Note for Debian users
Depending on the fso-frameworkd package version (<= 0.2.0-git20080909-2) you may have to use this patch.
The milestone 2 way
The ringtone in milestone 2 is stored here:
/usr/share/sounds/Arkanoid_PSID.sid
Fun fact : according to the gstreamer documentation, .sid files are in fact small Commodore 64 programs that are executed on an emulated 6502 CPU and a MOS 6581 sound chip.
Now to change it is a little bit of fun.
first change directory to
/usr/lib/python2.5/site-packages/framework/subsystems/oeventd/
and open the file parser.py
- this will be /var/lib/python-support/python2.5/framework/subsystems/oeventd/parser.py if you are using FSO under Debian
Search for PlaySound. Edit the 2 lines to point to your wav or mp3 file.
There does seem to be a lag of a few vibrations before the sound starts but that might desirable. (I didn't compare against the original code). The code to specifically handle formats, (oggs for example) can be a little complicated and makes things messy. Since, it seems like this code is changing in FSO, I'm leaving it for the moment.
Then
mv receiver.pyo /home/root
- receiver.pyo will be receiver.pyc in FSO under Debian
python >>> import py_compile >>> py_compile.compile("parser.py") >>> quit()
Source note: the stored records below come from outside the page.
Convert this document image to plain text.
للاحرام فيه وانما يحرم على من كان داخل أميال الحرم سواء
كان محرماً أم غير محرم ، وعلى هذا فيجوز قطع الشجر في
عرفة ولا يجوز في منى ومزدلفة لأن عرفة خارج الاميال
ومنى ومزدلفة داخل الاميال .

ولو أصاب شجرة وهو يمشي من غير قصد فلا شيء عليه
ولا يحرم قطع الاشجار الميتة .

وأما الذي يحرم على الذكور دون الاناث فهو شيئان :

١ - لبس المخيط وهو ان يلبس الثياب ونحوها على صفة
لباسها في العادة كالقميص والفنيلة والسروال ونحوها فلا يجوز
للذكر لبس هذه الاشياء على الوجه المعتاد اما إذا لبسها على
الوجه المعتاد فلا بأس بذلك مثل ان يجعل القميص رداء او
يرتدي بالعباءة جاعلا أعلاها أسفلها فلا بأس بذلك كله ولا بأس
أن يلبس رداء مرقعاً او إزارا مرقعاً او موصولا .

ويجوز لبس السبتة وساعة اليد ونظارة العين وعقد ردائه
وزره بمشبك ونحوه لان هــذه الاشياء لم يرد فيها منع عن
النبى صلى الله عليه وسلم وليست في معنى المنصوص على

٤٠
- You may not have the py_compile module. You can install them like this:
opkg install python-compile
/etc/init.d/fso-frameworkd restart && /etc/init.d/zhone-session stop && sleep 2 && /etc/init.d/zhone-session start
- I've only run the above restart commands in Debian so I'm not sure if they are the same in the default FSO image
- the default zhone-session file doesn't have a working restart command, hence the stop->sleep 2->start
zhone for FSO seems to be launched by Xsession.d so maybe try:
/etc/init.d/xserver-nodm restart
Now you can link /usr/share/sounds/ringtone to any mp3 (or other sound file if you took the second option) and that will be your ringtone
Different ringtones by caller ID
Am Mittwoch, den 24.09.2008, 17:38 +0200 schrieb joakim@verona.se: > Is there some simple way to get fso-frameworkd play different sid tunes > when different people call? If not, where do I hack apropriately?
First, have a look at ./etc/freesmartphone/oevents/rules.yaml. This is our rules file, where we define that a ringtone should play once a call comes in. Now you probably have to enhance the RingTone atom to make it aware of the 'peer' entry in the dbus signal CallStatus. Once you have that, you should be able to add numbers to the rules that trigger different ringtones.